Seiring berjalannya waktu, Pandemi Covid-19 di Indonesia terus menyebar. Di samping korban positif juga korban jiwa yang kian berjatuhan, dampak lainnya yang sangat terasa ialah melumpuhkan berbagai komponen kehidupan hingga tak berjalan sesuai dengan biasanya. Tak terkecuali di bidang pendidikan. Sekolah sebagai sarana formal pendidikan di Indonesia ikut terdampak. Pada akhir Maret 2020, secara resmi pemerintah menginstruksikan agar seluruh jenjang pendidikan menutup kegitan secara tatap muka untuk waktu yang tidak ditentukan. Kegitan pembelajaran dilaksanakan dengan metode Pembelajaran Jarak Jauh (PJJ).
Pembelajaran Jarak Jauh sebagai langkah darurat dalam pembelajaran di masa pandemi dilaksanakan oleh setiap sekolah. Tetapi dalam proses pelaksanaannya diwarnai oleh beragam hambatan. Di antaranya adalah siswa yang belum memiliki akses juga fasilitas yang memadai akibat dari keheterogenan tingkat kesejahteraan masyarakat Indonesia. Sisi lainnya alih-alih menjadi problem solving pembelajaran di masa pandemi, PJJ justru dirasa menjadi beban terkhusus bagi masyarakat kalangan menengah ke bawah yang notabene belum melek teknologi.

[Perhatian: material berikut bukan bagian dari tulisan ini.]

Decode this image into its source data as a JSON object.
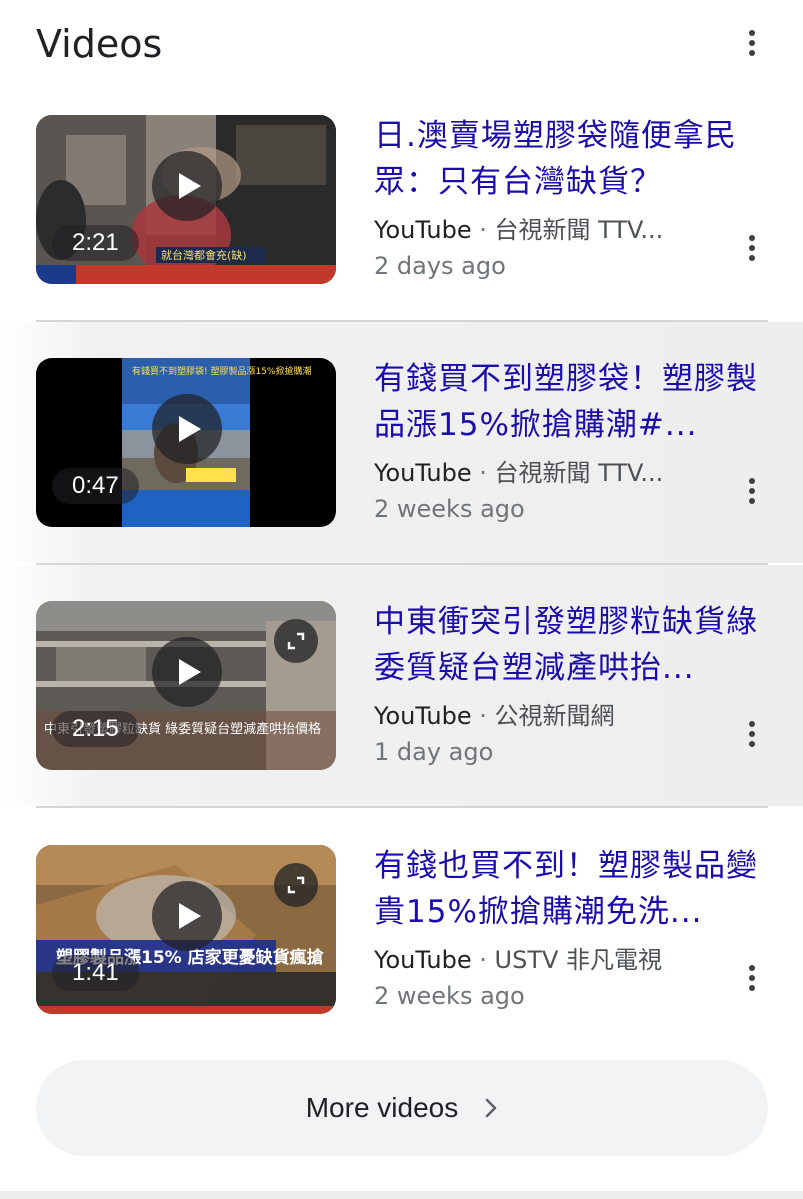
{
  "header": {
    "title": "Videos",
    "menu_icon": "more-vert-icon"
  },
  "videos": [
    {
      "title": "日.澳賣場塑膠袋隨便拿民眾：只有台灣缺貨？",
      "platform": "YouTube",
      "separator": "·",
      "channel": "台視新聞 TTV...",
      "age": "2 days ago",
      "duration": "2:21",
      "has_expand": false,
      "thumbnail": {
        "overlay_text": "就台灣都會充(缺)",
        "palette": [
          "#4a4542",
          "#8a7b6f",
          "#c0392b"
        ]
      }
    },
    {
      "title": "有錢買不到塑膠袋！塑膠製品漲15%掀搶購潮#...",
      "platform": "YouTube",
      "separator": "·",
      "channel": "台視新聞 TTV...",
      "age": "2 weeks ago",
      "duration": "0:47",
      "has_expand": false,
      "thumbnail": {
        "overlay_text": "有錢買不到塑膠袋! 塑膠製品漲15%掀搶購潮",
        "palette": [
          "#000000",
          "#3a7bd5",
          "#ffe14d"
        ]
      }
    },
    {
      "title": "中東衝突引發塑膠粒缺貨綠委質疑台塑減產哄抬...",
      "platform": "YouTube",
      "separator": "·",
      "channel": "公視新聞網",
      "age": "1 day ago",
      "duration": "2:15",
      "has_expand": true,
      "thumbnail": {
        "overlay_text": "中東引發塑膠粒缺貨 綠委質疑台塑減產哄抬價格",
        "palette": [
          "#6b6b6b",
          "#a39a8f",
          "#ffffff"
        ]
      }
    },
    {
      "title": "有錢也買不到！塑膠製品變貴15%掀搶購潮免洗...",
      "platform": "YouTube",
      "separator": "·",
      "channel": "USTV 非凡電視",
      "age": "2 weeks ago",
      "duration": "1:41",
      "has_expand": true,
      "thumbnail": {
        "overlay_text": "塑膠製品漲15% 店家更憂缺貨瘋搶",
        "palette": [
          "#8b6a43",
          "#1e2f8c",
          "#ffd43b"
        ]
      }
    }
  ],
  "more_button": {
    "label": "More videos",
    "icon": "chevron-right-icon"
  },
  "colors": {
    "link": "#1a0dab",
    "text": "#202124",
    "secondary": "#70757a",
    "button_bg": "#f1f3f4"
  }
}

Permasalahan lainnya, siswa yang semakin lama semakin terbuai dengan kesenangan tanpa belajar secara tatap muka. Hal ini dikarenakan jam pelajaran dalam masa PJJ biasanya dikurangi dari jam pelajaran di sekolah. Lebih jauhnya, sisa waktu yang biasanya digunakan untuk kerja kelompok, kegiatan ekstrakurikuler, dan lainnya kini malah lebih sering digunakan untuk hal-hal di luar circle edukasi seperti streaming dan bermain game online.Â
Dari hal-hal tersebut di atas, kiranya mahasiswa mesti mengimplementasikan fungsi social control. Yakni dengan  berperan aktif dalam menangani fenomena sosial terkhusus di kalangan pelajar dewasa ini. Salah satu yang bisa dilakukan yaitu dengan menjadi tutor bagi siswa-siswa di lingkungan rumah. Tutor di sini bisa diartikan sebagai gerakan dalam rangka reorientasi kebutuhan edukasi siswa-siswi. Tutor berfungsi sebagai pendamping kegiatan belajar daring baik dari segi persiapan device, pelaksanaan, juga kegiatan tambahan seperti pendampingan tugas dari pembelajaran daring.

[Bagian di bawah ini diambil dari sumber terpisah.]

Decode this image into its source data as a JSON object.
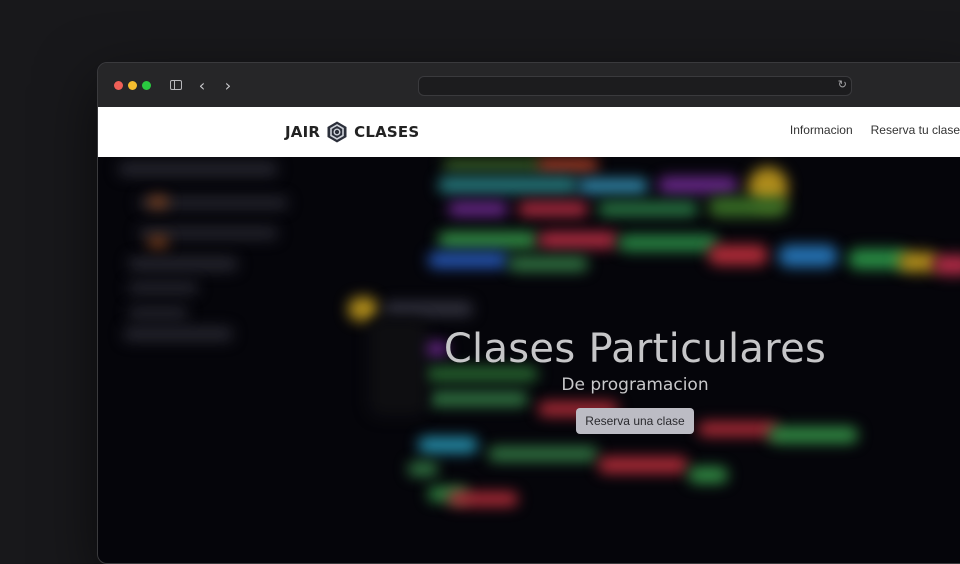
{
  "browser": {
    "address": "",
    "colors": {
      "close": "#ef5f57",
      "minimize": "#f5bd2f",
      "zoom": "#2ac840"
    }
  },
  "navbar": {
    "brand_left": "JAIR",
    "brand_right": "CLASES",
    "links": [
      "Informacion",
      "Reserva tu clase"
    ]
  },
  "hero": {
    "title": "Clases Particulares",
    "subtitle": "De programacion",
    "button": "Reserva una clase"
  },
  "icons": [
    "sidebar-toggle-icon",
    "chevron-left-icon",
    "chevron-right-icon",
    "reload-icon",
    "hexagon-logo-icon"
  ]
}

Lebih jauhnya dari pembelajaran formal, mahasiswa sebagai agent of change mesti menjadikan aktifitas para siswa tetap dalam koridor edukasi dalam rangka pemenuhan aspek kognitif dan apektifnya melalui ruang-ruang bermain. Singkatnya, adanya mahasiswa dalam lingkup siswa dalam kondisi PJJ sebisanya menjadi katalisator agar semaksimal mungkin hal-hal yang seharusnya didapatkan para siswa ketika belajar di sekolah bisa didapatkan juga meskipun dalam keaadaan pandemic covid-19.